La fotogrammetria


(la seguente pagina e' tratta dal sito del Prof. Daddabbo)

   E' una tecnica che consente di rilevare le misure dall'immagine fotografica.
  Considerato che la fotografia rappresenta lo sforzo compiuto dall'uomo per memorizzare in modo completo ed oggettivo tutte quelle informazioni recepite dall'occhio, la fotogrammetria dovrebbe rappresentare la via più semplice per documentare la realtà territoriale.
schema  L'uomo esegue il rilievo fotogrammetrico sin dai primi anni di vita: ogni volta che deve prendere un oggetto, egli deve rilevare prima la posizione dell'oggetto stesso con il semplice ausilio della vista e, a giudicare dalla sicurezza con cui porta la mano sull'oggetto, c'è da prendere atto della grande precisione del rilievo eseguito.
  Un bambino, allorquando deve afferrare un giocattolo, non sempre riesce nell'operazione di rilievo: infatti i primi tentativi non sono coronati da successo ed egli deve esercitarsi abbondantemente prima di riuscire nel proprio intento.
  La fotogrammetria sfrutta proprio la capacità dell'uomo di effettuare rilievi di precisione su tutto ciò che egli riesce ad afferrare, mettendogli a portata di mano l'immagine fotografica tridimensionale degli oggetti, nella scala più idonea. In questa sede esamineremo le basi geometriche su cui si basa la tecnica fotogrammetrica, cominciando col fissare le seguenti ipotesi:
    - un qualsiasi punto della superficie di un oggetto emette un fascio di raggi luminosi;
    - teoricamente uno di questi raggi, attraverso l'obiettivo della macchina fotografica (identificato con il centro di proiezione), secondo una traiettoria rettilinea, proietta l'immagine del punto sulla superficie sensibile;
    - invertendo il processo di proiezione (cioè immaginando di trasformare la macchina fotografica in proiettore e mantenendo fissa la posizione della superficie sensibile sviluppata) l'immagine del punto si proietta sul punto reale;
    - ripetendo l'esperienza con due macchine fotografiche poste ad una certa distanza (che chiameremo "base") i raggi, proiettanti le immagini del punto, si intersecano nel punto stesso.
   Nella figura qui riportata è rappresentato lo schema geometrico di quello che comunemente viene definito "caso normale" (da noi adottato), in cui le superfici sensibili sono complanari e gli assi ottici degli obiettivi sono perpendicolari ad esse (quindi paralleli tra loro).

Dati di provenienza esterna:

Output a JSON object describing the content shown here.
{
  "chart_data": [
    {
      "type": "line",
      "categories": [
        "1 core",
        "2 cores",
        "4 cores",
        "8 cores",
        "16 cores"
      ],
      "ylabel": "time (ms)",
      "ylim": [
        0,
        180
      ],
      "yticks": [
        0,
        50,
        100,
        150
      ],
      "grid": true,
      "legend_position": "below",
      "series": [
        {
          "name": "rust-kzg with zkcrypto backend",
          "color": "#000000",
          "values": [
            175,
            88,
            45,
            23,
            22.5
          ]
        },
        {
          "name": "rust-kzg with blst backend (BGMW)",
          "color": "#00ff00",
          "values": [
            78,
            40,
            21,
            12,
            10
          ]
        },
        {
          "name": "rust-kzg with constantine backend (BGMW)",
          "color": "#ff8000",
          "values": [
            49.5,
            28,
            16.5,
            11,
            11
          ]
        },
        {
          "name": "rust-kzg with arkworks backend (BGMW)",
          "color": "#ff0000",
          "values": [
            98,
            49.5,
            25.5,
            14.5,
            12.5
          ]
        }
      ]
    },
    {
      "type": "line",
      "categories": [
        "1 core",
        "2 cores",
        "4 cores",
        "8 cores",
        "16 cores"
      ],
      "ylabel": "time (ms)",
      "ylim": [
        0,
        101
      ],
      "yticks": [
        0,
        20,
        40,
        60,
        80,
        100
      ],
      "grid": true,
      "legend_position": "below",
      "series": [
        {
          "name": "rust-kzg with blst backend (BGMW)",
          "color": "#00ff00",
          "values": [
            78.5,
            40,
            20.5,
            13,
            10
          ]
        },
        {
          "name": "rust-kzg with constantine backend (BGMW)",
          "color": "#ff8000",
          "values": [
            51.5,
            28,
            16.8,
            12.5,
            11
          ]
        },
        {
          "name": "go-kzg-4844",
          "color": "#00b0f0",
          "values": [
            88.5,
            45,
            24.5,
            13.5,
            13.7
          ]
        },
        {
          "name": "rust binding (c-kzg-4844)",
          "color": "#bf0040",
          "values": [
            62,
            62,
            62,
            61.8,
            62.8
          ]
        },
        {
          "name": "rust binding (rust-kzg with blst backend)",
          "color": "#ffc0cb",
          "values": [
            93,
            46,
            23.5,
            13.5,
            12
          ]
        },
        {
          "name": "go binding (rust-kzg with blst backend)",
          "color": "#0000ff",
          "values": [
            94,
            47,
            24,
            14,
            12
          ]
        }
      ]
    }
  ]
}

  Così come è facile dedurre dalla figura, sfruttando opportunamente la similitudine dei triangoli determinati dai raggi proiettanti il punto P, rappresentati sui tre piani di riferimento, esiste una corrispondenza biunivoca tra le coordinate (x,y,z) dello stesso punto P e le due coppie di coordinate (x1,z1) e (x2,z2) con cui le immagini P1 e P2 vengono individuate nei sistemi di riferimento esistenti sui due fotogrammi.
  E' opportuno prendere subito nota che:
    - l'origine di ciascuno dei due sistemi si trova nel punto di intersezione della perpendicolare condotta dal centro di proiezione alla superficie. Questo punto viene chiamato "punto principale" ed il raggio relativo prende il nome di "raggio principale"
    - gli assi delle ascisse (x1 e x2) e delle ordinate (z1 e z2) degli stessi sistemi, essendo l'immagine capovolta, sono diretti rispettivamente verso sinistra e verso il basso;
    - la distanza del centro di proiezione dalla superficie del fotogramma si chiama "distanza principale" e viene misurata con la precisione del centesimo di millimetro;
    - in fase di proiezione (restituzione), le coordinate (x,y,z) del punto intersezione sono funzioni lineari di B (base). In sostanza se si mantengono inalterate le altre variabili (C= distanza principale, x1=ascissa del punto immagine di sinistra, z1=ordinata del punto immagine di sinistra, x2=ascissa del punto immagine di sinistra, z2=ordinata del punto immagine di sinistra), il modello di restituzione ha la stessa scala di rappresentazione della base.